Contexte : La Cour de justice de l’Union européenne (CJUE) était saisie d’un renvoi préjudiciel par le Conseil d’État belge concernant l’interprétation de la directive 2004/38/CE sur la libre circulation des citoyens de l’Union et de leurs familles. Le litige opposait une ressortissante marocaine (XXX), mère du partenaire belge d’une citoyenne néerlandaise résidant en Belgique, à l’État belge, après plusieurs rejets de demande de carte de séjour.

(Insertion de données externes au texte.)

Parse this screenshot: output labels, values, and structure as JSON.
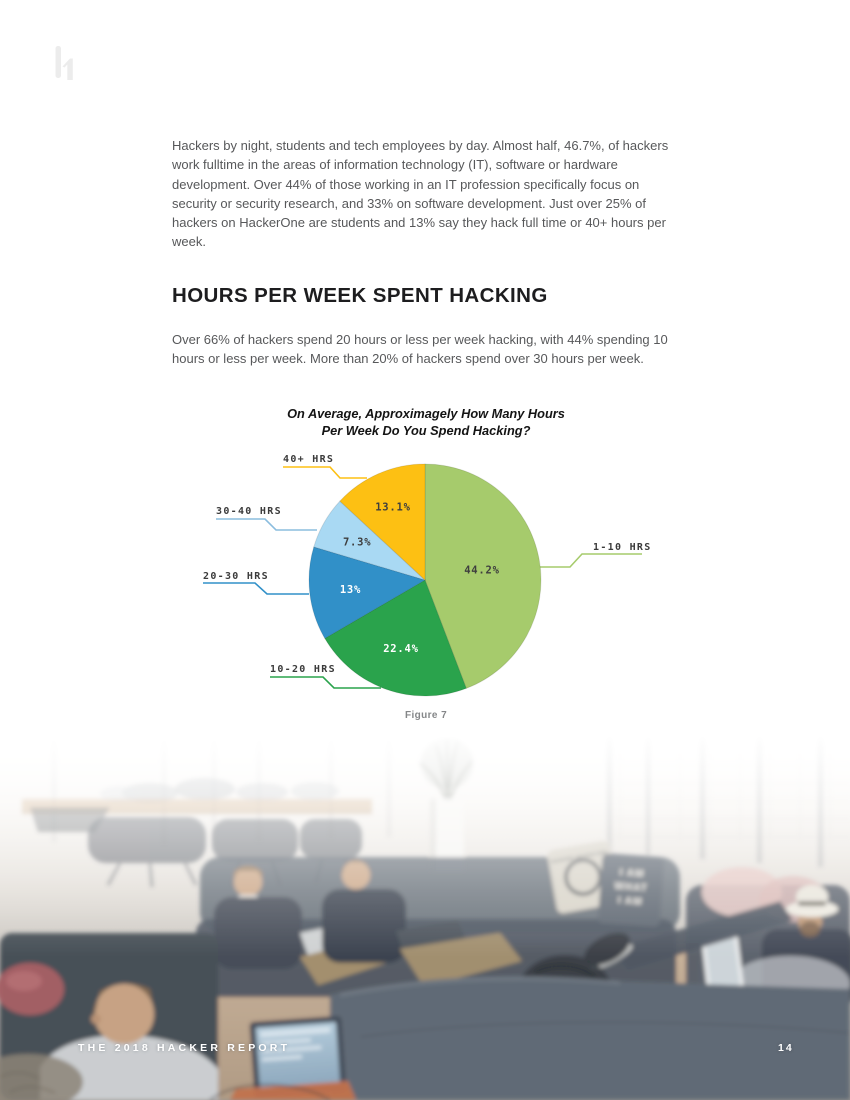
{
  "article": {
    "intro": "Hackers by night, students and tech employees by day. Almost half, 46.7%, of hackers work fulltime in the areas of information technology (IT), software or hardware development. Over 44% of those working in an IT profession specifically focus on security or security research, and 33% on software development. Just over 25% of hackers on HackerOne are students and 13% say they hack full time or 40+ hours per week.",
    "section_heading": "HOURS PER WEEK SPENT HACKING",
    "section_body": "Over 66% of hackers spend 20 hours or less per week hacking, with 44% spending 10 hours or less per week. More than 20% of hackers spend over 30 hours per week."
  },
  "figure": {
    "title_line1": "On Average, Approximagely How Many Hours",
    "title_line2": "Per Week Do You Spend Hacking?",
    "caption": "Figure 7"
  },
  "chart_data": {
    "type": "pie",
    "title": "On Average, Approximagely How Many Hours Per Week Do You Spend Hacking?",
    "start_angle": "top, clockwise",
    "slices": [
      {
        "label": "1-10 HRS",
        "value": 44.2,
        "display": "44.2%",
        "color": "#a6cb6c",
        "leader_color": "#a6cb6c",
        "pct_color": "#3e3e3e"
      },
      {
        "label": "10-20 HRS",
        "value": 22.4,
        "display": "22.4%",
        "color": "#2aa34c",
        "leader_color": "#2aa34c",
        "pct_color": "#ffffff"
      },
      {
        "label": "20-30 HRS",
        "value": 13,
        "display": "13%",
        "color": "#3190c8",
        "leader_color": "#3190c8",
        "pct_color": "#ffffff"
      },
      {
        "label": "30-40 HRS",
        "value": 7.3,
        "display": "7.3%",
        "color": "#a9d9f3",
        "leader_color": "#8bbdde",
        "pct_color": "#3e3e3e"
      },
      {
        "label": "40+ HRS",
        "value": 13.1,
        "display": "13.1%",
        "color": "#fdc013",
        "leader_color": "#fdc013",
        "pct_color": "#3e3e3e"
      }
    ]
  },
  "photo": {
    "pillow_text_lines": [
      "I AM",
      "WHAT",
      "I AM"
    ],
    "pillow_ring_text": "RANGER ADVENTURE"
  },
  "footer": {
    "report_title": "THE 2018 HACKER REPORT",
    "page_number": "14"
  }
}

Impact principal : La Cour précise la date à laquelle doit être appréciée la condition d’ascendant « à charge » pour l’octroi d’un droit de séjour. Elle juge que la dépendance doit être démontrée tant à la date du départ du pays d’origine qu’à la date de la demande de séjour, même si celle-ci est tardive. Le séjour irrégulier ne fait pas obstacle à ce droit si la dépendance est établie.


2. Analyse détaillée

a. Les faits

XXX, ressortissante marocaine, entre en Belgique en 2011 avec un visa néerlandais, puis dépose plusieurs demandes de carte de séjour au titre du regroupement familial, fondées d’abord sur son lien avec son fils belge, puis avec la partenaire néerlandaise de ce dernier. Toutes sont rejetées, notamment pour défaut de preuve de la dépendance matérielle au moment de la demande.

b. La procédure

Après plusieurs rejets successifs par les autorités belges et les juridictions nationales (dont un arrêt du Conseil du contentieux des étrangers en 2016), XXX saisit le Conseil d’État. Celui-ci interroge la CJUE sur la notion de dépendance dans le temps, la régularité du séjour, et la recevabilité de documents anciens.

c. Contenu de la décision

Arguments des parties :

XXX soutenait que la notion de « dépendance » devait s’apprécier de manière souple dans le temps, et que des documents anciens étaient valides.
L’État belge invoquait l’absence de lien de dépendance actualisé et la condition de séjour régulier.


Raisonnement juridique :

La Cour rappelle le caractère déclaratif de la carte de séjour (art. 10 Dir. 2004/38) et la nécessité d’établir un droit préexistant de séjour.
Elle affirme que la dépendance doit être démontrée tant au moment du départ du pays d’origine qu’au moment de la demande, même si plusieurs années se sont écoulées entre les deux.
Elle précise qu’un séjour irrégulier ne prive pas de la possibilité de se prévaloir du statut de « membre de la famille » si les conditions matérielles du droit au séjour sont remplies.
Solution retenue :
La CJUE impose une double vérification de la condition de dépendance (à l’entrée et à la demande), même en cas de séjour irrégulier, et valide la recevabilité de documents anciens pour établir cette dépendance.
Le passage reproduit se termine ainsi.